Было уже прохладно, выпала роса. В сумеречной тишине плыл рокот трактора с дальнего поля, видны были дрожащие огоньки его фар. Луна еще не всходила. В темном глубоком небе ярко горели набухшие звезды, а Млечный Путь был похож на ленту загонки, по которой рассыпали семена пшеницы.
— Не замерзнем? — спросила Надежда, бросая ватник у омета.
— В мае-то? — удивился Васяня. — Не бойся. Мы с матерью раз зимой в омете ночевали, и ничего. Прижались друг к дружке — теплынь, жарко даже было.
Надежда поглядела на него, странно улыбнулась и стала разрывать солому. Скоро в омете образовалась глубокая черная нора, они заползли в нее, забросали вход соломой и легли, укрывшись ватником.
— Ты горячая, — сказал Васяня, ощущая подбородком ее грудь. — С тобой хорошо. Как на печке.
Надежда не ответила, прижалась к нему, поправила ватник.
В омете с писком возились мыши, дважды сдавленно прокричала сова. Охотилась, наверно. Васяня подтянулся повыше, положил голову на плечо Надежды и, чувствуя, как гулко и редко бьется у нее сердце, закрыл глаза. Перед ним медленно колыхались и закручивались длинные волны пашни, потом они застыли и разгладились в темное озеро — и на его гладь посыпались сверху крупные семена. Они были яркими, как звезды на небе, и в том месте, куда падало зерно, вставали рослые колосья.
Он уже спал, когда почувствовал, что задыхается. Надежда, жаркая, сильная, прижала его к себе и, тиская, целовала губы, щеки, глаза.

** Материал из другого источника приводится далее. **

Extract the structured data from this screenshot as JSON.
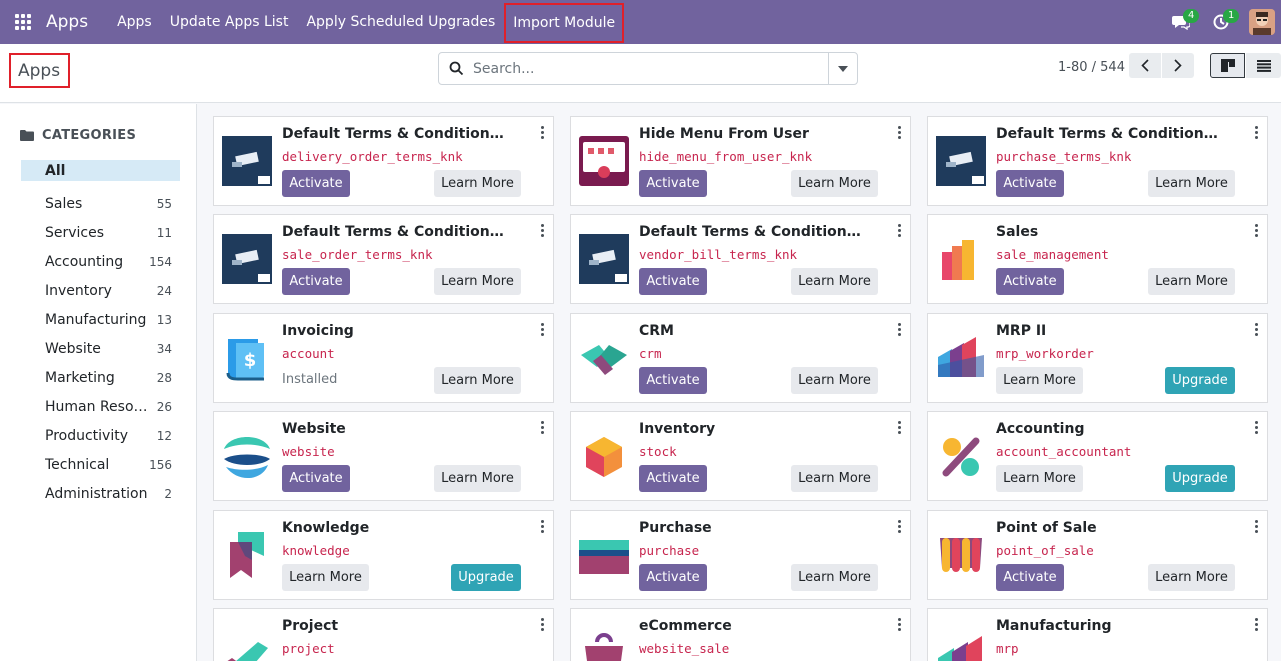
{
  "navbar": {
    "brand": "Apps",
    "links": [
      "Apps",
      "Update Apps List",
      "Apply Scheduled Upgrades",
      "Import Module"
    ],
    "messages_badge": "4",
    "activity_badge": "1"
  },
  "control": {
    "title": "Apps",
    "search_placeholder": "Search...",
    "pager": "1-80 / 544"
  },
  "sidebar": {
    "header": "CATEGORIES",
    "items": [
      {
        "label": "All",
        "count": ""
      },
      {
        "label": "Sales",
        "count": "55"
      },
      {
        "label": "Services",
        "count": "11"
      },
      {
        "label": "Accounting",
        "count": "154"
      },
      {
        "label": "Inventory",
        "count": "24"
      },
      {
        "label": "Manufacturing",
        "count": "13"
      },
      {
        "label": "Website",
        "count": "34"
      },
      {
        "label": "Marketing",
        "count": "28"
      },
      {
        "label": "Human Resources",
        "count": "26"
      },
      {
        "label": "Productivity",
        "count": "12"
      },
      {
        "label": "Technical",
        "count": "156"
      },
      {
        "label": "Administration",
        "count": "2"
      }
    ]
  },
  "labels": {
    "activate": "Activate",
    "learn_more": "Learn More",
    "upgrade": "Upgrade",
    "installed": "Installed"
  },
  "apps": [
    {
      "title": "Default Terms & Conditions ...",
      "tech": "delivery_order_terms_knk",
      "icon": "terms-module-icon"
    },
    {
      "title": "Hide Menu From User",
      "tech": "hide_menu_from_user_knk",
      "icon": "hide-menu-icon"
    },
    {
      "title": "Default Terms & Conditions ...",
      "tech": "purchase_terms_knk",
      "icon": "terms-module-icon"
    },
    {
      "title": "Default Terms & Conditions ...",
      "tech": "sale_order_terms_knk",
      "icon": "terms-module-icon"
    },
    {
      "title": "Default Terms & Conditions ...",
      "tech": "vendor_bill_terms_knk",
      "icon": "terms-module-icon"
    },
    {
      "title": "Sales",
      "tech": "sale_management",
      "icon": "sales-app-icon"
    },
    {
      "title": "Invoicing",
      "tech": "account",
      "icon": "invoicing-app-icon"
    },
    {
      "title": "CRM",
      "tech": "crm",
      "icon": "crm-app-icon"
    },
    {
      "title": "MRP II",
      "tech": "mrp_workorder",
      "icon": "mrp-app-icon"
    },
    {
      "title": "Website",
      "tech": "website",
      "icon": "website-app-icon"
    },
    {
      "title": "Inventory",
      "tech": "stock",
      "icon": "inventory-app-icon"
    },
    {
      "title": "Accounting",
      "tech": "account_accountant",
      "icon": "accounting-app-icon"
    },
    {
      "title": "Knowledge",
      "tech": "knowledge",
      "icon": "knowledge-app-icon"
    },
    {
      "title": "Purchase",
      "tech": "purchase",
      "icon": "purchase-app-icon"
    },
    {
      "title": "Point of Sale",
      "tech": "point_of_sale",
      "icon": "pos-app-icon"
    },
    {
      "title": "Project",
      "tech": "project",
      "icon": "project-app-icon"
    },
    {
      "title": "eCommerce",
      "tech": "website_sale",
      "icon": "ecommerce-app-icon"
    },
    {
      "title": "Manufacturing",
      "tech": "mrp",
      "icon": "manufacturing-app-icon"
    }
  ]
}
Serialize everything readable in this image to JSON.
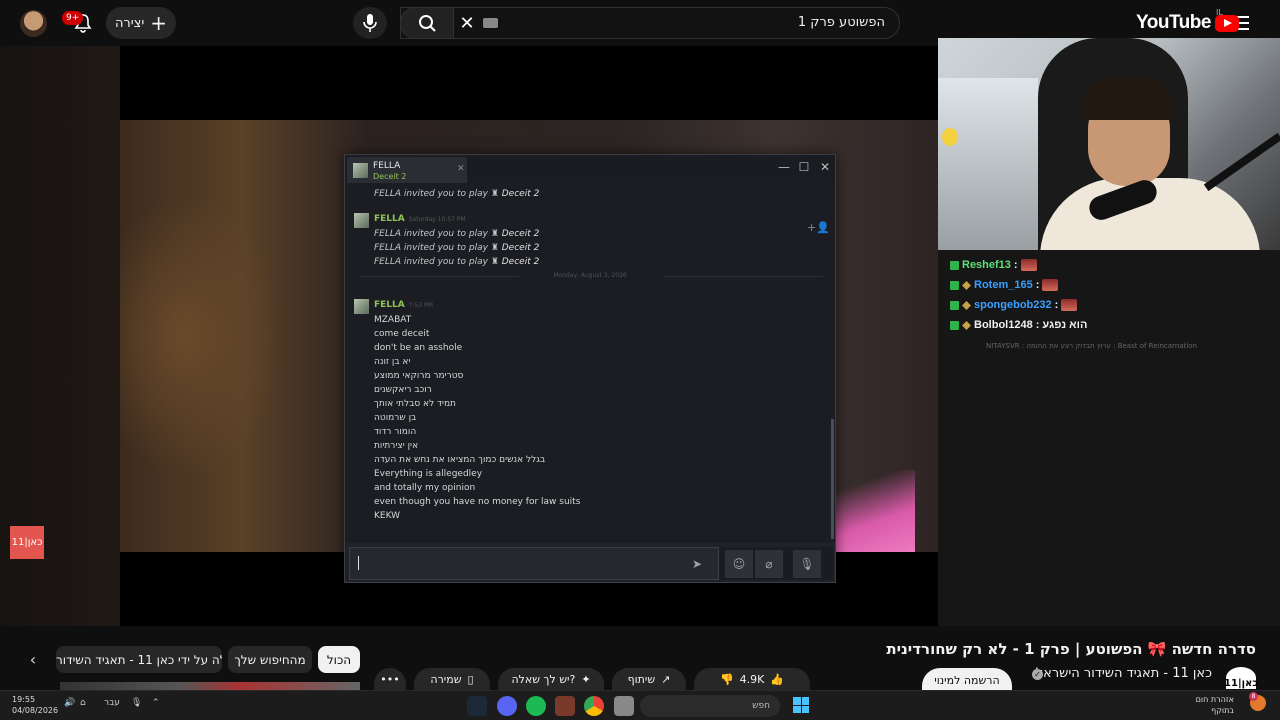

— Ты чего? — пробормотал сонно Васяня.
Надежда не отвечала. Ее вздрагивающие руки прижимали и гладили его, лицо горело, жаркие сухие губы шептали какие-то слова.. И сердце у ней колотилось где-то рядом — часто колотилось, громко, будто испуганно. «Сон, что ли, нехороший видит», — встревожился Васяня, окончательно проснувшись. Зимой, когда они с матерью в поездке за кормами заблудились и ночевали в омете, она тоже целовала его во сне и гладила.
Васяня разжал влажные руки Надежды и повернулся к ней спиной.
И тут случилось непонятное: сонная Надежда разразилась проливными слезами. Она плакала вслух, плакала навзрыд, и горячее, потное тело ее вздрагивало. Наверно, она проснулась.
Васяня лежал на боку и слушал. Что-то в этих слезах смущало его.
Понемногу Надежда успокоилась, всхлипывать стала реже, а потом глубоко вздохнула, взяла ватник и, пятясь, выползла из норы. Васяня полежал, подумал и тоже решил работать.
В омете стало как-то неуютно, запахло прелой соломой и мышами, спать расхотелось.
Надежда хлопотала у трактора, налаживая костер.
— Дай-ка огня, — попросила она.
Васяня вынул из кармана «катюшу» и ударил несколько раз кресалом по камню. Когда фитиль начал тлеть и показался огонек, поднес самодельную спичку под названием «сперва вонь, потом огонь». Спичка обволоклась зеленоватым едким дымом — плавилась сера, — потом нехотя загорелась. Он бросил ее на смоченную в горючем тряпку. Пламя взмыло от земли вверх и осветило левый бок трактора с черными провалами открытых люков.